O Supremo Tribunal Federal (STF) deu um ultimato ao Governo Federal para agilizar a fiscalização dos bilhões de reais que saem do caixa público como emendas parlamentares destinadas à saúde. Em uma decisão assinada na última sexta-feira, 16 de fevereiro, o ministro Flávio Dino pediu um novo plano de auditoria que seja bem mais rápido do que o previsto inicialmente.
O prazo anterior, estabelecido pelo Departamento Nacional de Auditoria do SUS (Denasus), jogava a conclusão dessas verificações para 2027. Para o ministro Dino, esse cronograma era "demasiado largo". Ele defende que todas as auditorias sejam finalizadas ainda dentro do atual mandato do presidente da República, mostrando a urgência em dar transparência a esses gastos.
Os valores em jogo são gigantescos. Os recursos das emendas parlamentares para a área da saúde dispararam nos últimos anos, saindo de R$ 5,7 bilhões em 2016 para incríveis R$ 22,9 bilhões em 2023. A previsão é que cheguem a R$ 26,3 bilhões em 2025. Com tanto dinheiro público circulando, a necessidade de controle é ainda maior.
"Sem controles e auditorias jamais haverá o adequado cumprimento das determinações da Constituição quanto à transparência e rastreabilidade das emendas parlamentares", alertou o ministro Flávio Dino.
Denasus: um órgão chave que precisa de reforço
Além da pressão por um novo cronograma, o ministro Flávio Dino também olhou para a situação do Denasus, um órgão fundamental que atua como o "olho" do Ministério da Saúde. Ele é quem faz a auditoria interna do SUS, verificando se as políticas de saúde estão sendo bem aplicadas e se os recursos federais estão sendo usados corretamente, conforme o Decreto nº 11.798 de 2023.
No entanto, o Denasus vem sofrendo um desgaste severo em sua equipe.

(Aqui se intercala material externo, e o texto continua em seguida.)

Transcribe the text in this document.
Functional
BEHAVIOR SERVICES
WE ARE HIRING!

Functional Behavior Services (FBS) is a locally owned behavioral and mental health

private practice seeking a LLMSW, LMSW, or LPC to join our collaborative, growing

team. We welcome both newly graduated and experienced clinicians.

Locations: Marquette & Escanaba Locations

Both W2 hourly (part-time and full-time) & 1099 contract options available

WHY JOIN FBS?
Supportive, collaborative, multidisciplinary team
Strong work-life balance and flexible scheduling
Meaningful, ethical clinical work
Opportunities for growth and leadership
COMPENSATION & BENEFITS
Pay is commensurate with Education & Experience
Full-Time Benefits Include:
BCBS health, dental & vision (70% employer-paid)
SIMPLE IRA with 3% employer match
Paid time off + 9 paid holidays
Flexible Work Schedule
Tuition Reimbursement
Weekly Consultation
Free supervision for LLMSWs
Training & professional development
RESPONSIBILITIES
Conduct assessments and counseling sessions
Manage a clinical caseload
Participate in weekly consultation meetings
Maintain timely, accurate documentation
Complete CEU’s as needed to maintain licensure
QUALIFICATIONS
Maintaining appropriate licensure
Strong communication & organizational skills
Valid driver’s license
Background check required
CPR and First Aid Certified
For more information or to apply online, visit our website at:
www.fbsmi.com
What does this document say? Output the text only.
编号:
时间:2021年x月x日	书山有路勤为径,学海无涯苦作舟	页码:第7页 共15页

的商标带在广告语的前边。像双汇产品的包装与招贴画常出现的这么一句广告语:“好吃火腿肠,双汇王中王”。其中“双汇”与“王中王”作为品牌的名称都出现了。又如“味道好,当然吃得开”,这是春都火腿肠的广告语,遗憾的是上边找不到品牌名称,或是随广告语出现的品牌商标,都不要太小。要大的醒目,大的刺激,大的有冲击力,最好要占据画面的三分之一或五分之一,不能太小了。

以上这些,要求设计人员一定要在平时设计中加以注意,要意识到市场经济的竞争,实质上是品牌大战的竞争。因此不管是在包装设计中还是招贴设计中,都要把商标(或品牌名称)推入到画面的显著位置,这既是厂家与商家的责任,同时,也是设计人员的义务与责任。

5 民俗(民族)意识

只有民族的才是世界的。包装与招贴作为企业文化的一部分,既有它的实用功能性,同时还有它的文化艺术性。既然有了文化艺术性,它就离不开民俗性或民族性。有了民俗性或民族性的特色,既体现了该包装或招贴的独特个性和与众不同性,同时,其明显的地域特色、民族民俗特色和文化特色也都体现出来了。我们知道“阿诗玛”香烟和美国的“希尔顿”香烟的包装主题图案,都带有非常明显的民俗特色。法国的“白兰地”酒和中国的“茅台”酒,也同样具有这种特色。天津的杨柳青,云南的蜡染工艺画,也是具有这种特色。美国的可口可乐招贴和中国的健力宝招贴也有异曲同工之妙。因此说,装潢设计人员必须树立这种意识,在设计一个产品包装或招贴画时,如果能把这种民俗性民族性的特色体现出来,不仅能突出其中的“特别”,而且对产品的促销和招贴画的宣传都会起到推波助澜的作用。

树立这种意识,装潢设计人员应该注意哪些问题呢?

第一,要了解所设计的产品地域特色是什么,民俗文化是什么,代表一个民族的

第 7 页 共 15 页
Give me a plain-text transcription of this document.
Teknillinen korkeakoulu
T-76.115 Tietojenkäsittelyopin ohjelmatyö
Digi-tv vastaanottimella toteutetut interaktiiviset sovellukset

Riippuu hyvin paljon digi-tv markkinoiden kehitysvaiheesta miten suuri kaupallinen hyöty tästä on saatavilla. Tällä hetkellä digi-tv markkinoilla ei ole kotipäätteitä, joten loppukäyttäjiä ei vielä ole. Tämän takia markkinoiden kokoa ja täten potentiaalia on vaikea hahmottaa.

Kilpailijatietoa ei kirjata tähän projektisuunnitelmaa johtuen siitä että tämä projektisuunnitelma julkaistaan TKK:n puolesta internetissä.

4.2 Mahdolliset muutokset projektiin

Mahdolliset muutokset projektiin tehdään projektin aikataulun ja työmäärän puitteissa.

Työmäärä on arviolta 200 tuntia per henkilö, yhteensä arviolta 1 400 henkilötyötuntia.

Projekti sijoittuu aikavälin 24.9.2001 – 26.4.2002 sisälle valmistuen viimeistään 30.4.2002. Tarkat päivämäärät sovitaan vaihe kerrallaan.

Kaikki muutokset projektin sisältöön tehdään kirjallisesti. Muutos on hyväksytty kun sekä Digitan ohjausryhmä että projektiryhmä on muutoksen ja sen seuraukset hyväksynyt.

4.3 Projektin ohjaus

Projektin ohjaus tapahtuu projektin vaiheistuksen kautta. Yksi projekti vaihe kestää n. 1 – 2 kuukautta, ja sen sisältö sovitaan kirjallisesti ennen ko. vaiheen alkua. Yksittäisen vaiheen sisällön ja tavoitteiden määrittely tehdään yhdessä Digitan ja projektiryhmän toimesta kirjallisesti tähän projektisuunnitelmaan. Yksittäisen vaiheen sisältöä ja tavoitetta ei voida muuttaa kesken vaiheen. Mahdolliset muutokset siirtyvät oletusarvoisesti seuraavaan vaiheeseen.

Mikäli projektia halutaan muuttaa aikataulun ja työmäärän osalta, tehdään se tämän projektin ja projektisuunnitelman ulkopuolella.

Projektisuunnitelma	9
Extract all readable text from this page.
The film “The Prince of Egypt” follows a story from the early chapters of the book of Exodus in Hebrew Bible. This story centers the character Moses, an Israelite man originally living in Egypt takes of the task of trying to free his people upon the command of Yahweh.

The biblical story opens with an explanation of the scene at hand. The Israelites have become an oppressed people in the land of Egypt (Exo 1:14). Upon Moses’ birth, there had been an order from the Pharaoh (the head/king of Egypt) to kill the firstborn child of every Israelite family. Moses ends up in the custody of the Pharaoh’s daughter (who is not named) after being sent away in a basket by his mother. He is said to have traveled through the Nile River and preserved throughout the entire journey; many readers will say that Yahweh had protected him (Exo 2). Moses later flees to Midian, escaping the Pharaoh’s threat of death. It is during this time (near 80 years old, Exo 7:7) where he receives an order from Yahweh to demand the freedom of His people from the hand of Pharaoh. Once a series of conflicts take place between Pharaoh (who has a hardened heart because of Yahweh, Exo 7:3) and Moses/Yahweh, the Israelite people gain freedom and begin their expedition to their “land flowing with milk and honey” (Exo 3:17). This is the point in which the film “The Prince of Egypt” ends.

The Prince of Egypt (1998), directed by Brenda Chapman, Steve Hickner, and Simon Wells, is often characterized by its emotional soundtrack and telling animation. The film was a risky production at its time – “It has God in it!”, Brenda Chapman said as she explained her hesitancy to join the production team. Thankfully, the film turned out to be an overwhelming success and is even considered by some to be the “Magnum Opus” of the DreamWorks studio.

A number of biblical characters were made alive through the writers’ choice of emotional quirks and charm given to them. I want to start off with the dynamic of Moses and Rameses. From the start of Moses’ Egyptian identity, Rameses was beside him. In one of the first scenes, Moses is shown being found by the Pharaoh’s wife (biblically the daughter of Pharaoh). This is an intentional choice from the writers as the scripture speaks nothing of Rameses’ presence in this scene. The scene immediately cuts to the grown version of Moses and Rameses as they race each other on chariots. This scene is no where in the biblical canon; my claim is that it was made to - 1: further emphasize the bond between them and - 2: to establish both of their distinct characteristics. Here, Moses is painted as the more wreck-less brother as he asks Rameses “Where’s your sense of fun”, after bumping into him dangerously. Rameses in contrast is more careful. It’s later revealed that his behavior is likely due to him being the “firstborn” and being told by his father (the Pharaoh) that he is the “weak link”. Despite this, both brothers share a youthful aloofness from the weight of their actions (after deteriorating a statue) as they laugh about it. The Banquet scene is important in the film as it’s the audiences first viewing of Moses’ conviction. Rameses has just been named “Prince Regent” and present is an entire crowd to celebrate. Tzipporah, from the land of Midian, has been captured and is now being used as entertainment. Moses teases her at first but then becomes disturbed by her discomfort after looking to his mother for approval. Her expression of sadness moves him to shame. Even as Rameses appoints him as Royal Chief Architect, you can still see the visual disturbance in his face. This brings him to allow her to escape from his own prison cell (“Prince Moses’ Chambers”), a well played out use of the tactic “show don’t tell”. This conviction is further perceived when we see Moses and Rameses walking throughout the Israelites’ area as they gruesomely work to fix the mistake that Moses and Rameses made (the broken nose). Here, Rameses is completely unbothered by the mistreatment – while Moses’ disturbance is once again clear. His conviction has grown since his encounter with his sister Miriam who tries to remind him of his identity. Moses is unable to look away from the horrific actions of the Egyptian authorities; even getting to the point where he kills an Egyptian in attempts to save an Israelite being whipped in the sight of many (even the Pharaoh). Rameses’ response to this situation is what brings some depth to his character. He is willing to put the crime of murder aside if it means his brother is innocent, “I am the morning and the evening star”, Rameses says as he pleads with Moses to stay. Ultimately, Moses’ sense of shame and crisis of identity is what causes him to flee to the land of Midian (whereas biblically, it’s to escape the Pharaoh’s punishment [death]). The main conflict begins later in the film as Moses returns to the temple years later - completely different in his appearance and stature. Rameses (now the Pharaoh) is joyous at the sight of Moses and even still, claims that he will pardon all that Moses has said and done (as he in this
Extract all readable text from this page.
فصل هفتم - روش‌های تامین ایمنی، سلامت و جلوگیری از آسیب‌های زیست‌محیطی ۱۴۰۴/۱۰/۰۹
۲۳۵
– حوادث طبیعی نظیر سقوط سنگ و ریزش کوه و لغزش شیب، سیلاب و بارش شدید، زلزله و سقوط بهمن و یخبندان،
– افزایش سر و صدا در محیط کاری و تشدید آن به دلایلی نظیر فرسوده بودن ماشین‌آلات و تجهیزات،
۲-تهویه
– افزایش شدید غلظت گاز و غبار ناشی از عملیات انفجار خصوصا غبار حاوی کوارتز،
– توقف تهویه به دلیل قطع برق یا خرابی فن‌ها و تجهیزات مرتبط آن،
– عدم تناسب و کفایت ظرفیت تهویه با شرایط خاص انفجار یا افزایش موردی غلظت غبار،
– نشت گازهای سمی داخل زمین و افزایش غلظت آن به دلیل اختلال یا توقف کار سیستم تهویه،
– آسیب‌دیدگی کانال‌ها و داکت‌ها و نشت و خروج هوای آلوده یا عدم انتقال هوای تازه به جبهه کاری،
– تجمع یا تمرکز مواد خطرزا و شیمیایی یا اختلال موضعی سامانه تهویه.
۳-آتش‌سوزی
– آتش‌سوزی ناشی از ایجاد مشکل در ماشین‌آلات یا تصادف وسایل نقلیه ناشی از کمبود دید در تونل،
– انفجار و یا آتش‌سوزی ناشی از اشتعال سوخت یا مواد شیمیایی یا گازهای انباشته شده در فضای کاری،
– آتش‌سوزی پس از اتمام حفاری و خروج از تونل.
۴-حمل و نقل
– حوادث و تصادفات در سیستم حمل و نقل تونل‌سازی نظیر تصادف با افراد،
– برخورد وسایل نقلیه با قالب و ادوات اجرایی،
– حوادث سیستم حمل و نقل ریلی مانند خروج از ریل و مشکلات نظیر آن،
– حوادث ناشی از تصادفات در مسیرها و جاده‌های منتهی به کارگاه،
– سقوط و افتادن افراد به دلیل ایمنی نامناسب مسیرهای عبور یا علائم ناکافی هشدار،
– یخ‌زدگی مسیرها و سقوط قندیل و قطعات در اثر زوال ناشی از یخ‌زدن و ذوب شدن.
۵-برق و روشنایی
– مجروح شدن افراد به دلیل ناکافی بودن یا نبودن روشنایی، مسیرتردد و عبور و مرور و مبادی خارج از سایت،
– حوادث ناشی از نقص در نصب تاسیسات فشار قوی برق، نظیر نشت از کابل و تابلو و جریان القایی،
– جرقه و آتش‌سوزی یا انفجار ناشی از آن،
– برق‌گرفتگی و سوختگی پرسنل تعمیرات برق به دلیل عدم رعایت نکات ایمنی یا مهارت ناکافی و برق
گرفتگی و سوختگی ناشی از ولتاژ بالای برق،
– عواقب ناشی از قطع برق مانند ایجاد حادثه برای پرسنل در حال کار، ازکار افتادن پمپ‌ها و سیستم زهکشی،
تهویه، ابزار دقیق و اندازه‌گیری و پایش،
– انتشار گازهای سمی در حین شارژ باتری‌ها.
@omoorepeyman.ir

Entre 2001 e 2025, o órgão perdeu cerca de 50% de seus servidores. Para Dino, essa redução tem um custo altíssimo para o país. Menos gente significa menos auditorias, e com menor qualidade, justamente quando se trata de fiscalizar centenas de bilhões de reais do dinheiro público.
Por isso, o ministro exigiu que o Governo Federal apresente, em até 30 dias, um plano emergencial para reerguer a força de trabalho do Denasus. A ideia é recompor o quadro de funcionários para que o órgão consiga cumprir sua missão de forma eficaz.
Olho vivo nas emendas do Perse
Ainda na mesma ação, a Arguição de Descumprimento de Preceito Fundamental (ADPF) 854, o ministro Flávio Dino não parou por aí. Ele deu cinco dias para a Advocacia-Geral da União (AGU) entregar informações detalhadas sobre como as emendas foram usadas em projetos ligados ao Programa Emergencial de Retomada do Setor de Eventos (Perse).
O Perse foi criado em 2021 para ajudar o setor de eventos a se recuperar depois das medidas de isolamento impostas pela pandemia de Covid-19. A exigência do STF mostra a preocupação em garantir a transparência e a correta aplicação do dinheiro público em todas as áreas, especialmente nas que receberam auxílio emergencial.
As decisões do STF reforçam a importância da fiscalização dos gastos públicos e a responsabilidade dos órgãos de controle para garantir que o dinheiro dos impostos seja bem empregado em benefício da população brasileira.